Top Aligned Labels Viewport Recommendations

  • Desktop
    • Full screen (content, detail views)
    • Short dialogs & wizard screens (not too tall)

Pros

  • Offers the most horizontal area for long labels, relative to the other options.
  • Labels can vary in length without affecting the overall presentation.
  • Labels are in close proximity to the input fields - supports scannability and quick data entry.
  • Related fields can more easily be grouped horizontally. For example [first name] [last name]
  • The left vertical edge created by the labels allows the user to easily scan the form to gain context.

Cons

  • Requires more vertical space than the alternatives.
  • Because it’s so visually efficient, users might move too quickly through the form and potentially make data entry errors.

Right Aligned Labels

The ragged left edge makes scanning for context difficult, although the proximity between label and input aids quicker form completion.

Use Cases

  • The user is likely to understand the overall context of the form, and scannability is not a priority.
  • Completing the form quickly is a priority, but using the “top-aligned” format is not a viable solution.

Ideal for the Following Viewports

Right Aligned Labels Viewport Recommendations

  • Desktop
    • Suitable for modal dialogues and wizards.
    • Full screen views: Ensure that there is sufficient margin to the left of the form labels to accommodate most labels.
  • Tablet
    • Ensure that there is sufficient margin to the left of the form labels to accommodate most labels.
  • Mobile
    • To accommodate mobile viewports, right-aligned labels should be responsive by adjusting to a top-aligned layout.

Pros

  • Good for layouts with more horizontal space than vertical.
  • Supports (western), left to right reading, between label and field.
  • The label and the field are in close proximity, allowing the user to traverse quickly.
  • The vertical margin between all the labels and inputs might aid scanning in long forms.
  • Generally requires less vertical real estate, than top aligned form labels.

Cons

  • The irregular, ragged left edge of form labels makes this presentation visually busy and more difficult to scan.
  • Does not offer lots of horizontal real estate for long labels, therefore is less suitable for internationalization needs.
  • Long labels need to wrap to a second line, increasing vertical height and/or disrupting the order of the presentation.

Left-aligned labels

The strong vertical edge helps users to scan for context, although the distance between label and input might slow users down.

Left Aligned Labels

Use Cases

  • The user is presented with unfamiliar content, and would benefit from scanning the form to understand the overall context.
  • The user needs to provide a well considered response - providing data related to critical or complex tasks.
  • It’s more important that the user pay close attention to the form material, rather than completing it quickly.

Ideal for the Following Viewports

Right Aligned Labels Viewport Recommendations

  • Desktop
    • Preferable for modals and wizards.
    • Full screen views: User needs to be able to make the visual connection between the label and the input; ensure that there isn’t too much space between these elements.
  • Mobile
    • To accommodate mobile viewports, left-aligned labels should be responsive by adjusting to a top-aligned layout.

Pros

  • Distance between labels and inputs might slow users down.
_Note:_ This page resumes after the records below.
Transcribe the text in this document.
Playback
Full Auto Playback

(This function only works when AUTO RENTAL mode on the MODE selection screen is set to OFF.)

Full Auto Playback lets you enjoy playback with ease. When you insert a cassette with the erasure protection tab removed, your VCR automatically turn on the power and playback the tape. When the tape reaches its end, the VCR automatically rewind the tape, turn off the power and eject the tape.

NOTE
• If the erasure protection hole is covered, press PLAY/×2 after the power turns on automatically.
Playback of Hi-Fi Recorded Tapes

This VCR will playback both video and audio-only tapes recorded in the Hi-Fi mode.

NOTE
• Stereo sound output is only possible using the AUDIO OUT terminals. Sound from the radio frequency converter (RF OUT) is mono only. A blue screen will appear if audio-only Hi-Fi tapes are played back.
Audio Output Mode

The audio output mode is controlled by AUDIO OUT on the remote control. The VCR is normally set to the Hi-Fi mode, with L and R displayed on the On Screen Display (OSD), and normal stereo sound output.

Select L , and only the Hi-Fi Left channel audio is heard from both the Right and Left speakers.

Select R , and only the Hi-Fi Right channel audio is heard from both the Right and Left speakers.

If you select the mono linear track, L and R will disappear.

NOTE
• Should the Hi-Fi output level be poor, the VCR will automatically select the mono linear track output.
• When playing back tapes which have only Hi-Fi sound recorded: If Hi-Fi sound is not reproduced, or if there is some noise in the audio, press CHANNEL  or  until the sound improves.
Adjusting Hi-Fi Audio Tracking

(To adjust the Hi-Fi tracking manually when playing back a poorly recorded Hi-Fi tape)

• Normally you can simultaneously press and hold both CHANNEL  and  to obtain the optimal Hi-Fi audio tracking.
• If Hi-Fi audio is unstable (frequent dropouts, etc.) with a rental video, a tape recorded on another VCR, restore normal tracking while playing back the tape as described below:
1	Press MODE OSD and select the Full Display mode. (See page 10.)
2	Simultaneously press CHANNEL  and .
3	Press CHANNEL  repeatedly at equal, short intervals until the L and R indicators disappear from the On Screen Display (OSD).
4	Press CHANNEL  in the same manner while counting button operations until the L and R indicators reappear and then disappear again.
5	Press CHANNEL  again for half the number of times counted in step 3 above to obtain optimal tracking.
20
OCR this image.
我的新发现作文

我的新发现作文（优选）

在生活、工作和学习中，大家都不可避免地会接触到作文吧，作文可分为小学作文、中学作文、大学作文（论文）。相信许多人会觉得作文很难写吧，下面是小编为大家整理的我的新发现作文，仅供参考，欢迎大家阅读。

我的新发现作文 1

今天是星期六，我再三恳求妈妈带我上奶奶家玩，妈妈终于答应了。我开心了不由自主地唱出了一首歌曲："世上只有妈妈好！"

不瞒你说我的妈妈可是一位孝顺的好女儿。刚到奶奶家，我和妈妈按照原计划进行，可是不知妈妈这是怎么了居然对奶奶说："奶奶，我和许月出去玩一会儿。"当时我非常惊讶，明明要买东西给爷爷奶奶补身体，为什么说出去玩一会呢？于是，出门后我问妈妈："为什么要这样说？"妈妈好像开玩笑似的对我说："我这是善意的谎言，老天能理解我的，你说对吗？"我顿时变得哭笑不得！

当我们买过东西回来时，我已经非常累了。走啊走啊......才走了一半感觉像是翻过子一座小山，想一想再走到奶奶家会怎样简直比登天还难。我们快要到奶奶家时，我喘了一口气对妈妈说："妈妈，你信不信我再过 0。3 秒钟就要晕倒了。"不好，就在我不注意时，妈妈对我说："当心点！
Good for unfamiliar content or forms in which well considered responses are necessary.
  • Users can easily scan the left edge to read the labels and understand the larger context of the form. Good for unfamiliar content.
  • Generally requires less vertical real estate than top-aligned form labels.
  • Supports (western), left to right reading between label and field.
  • Good for layouts with more horizontal space than vertical.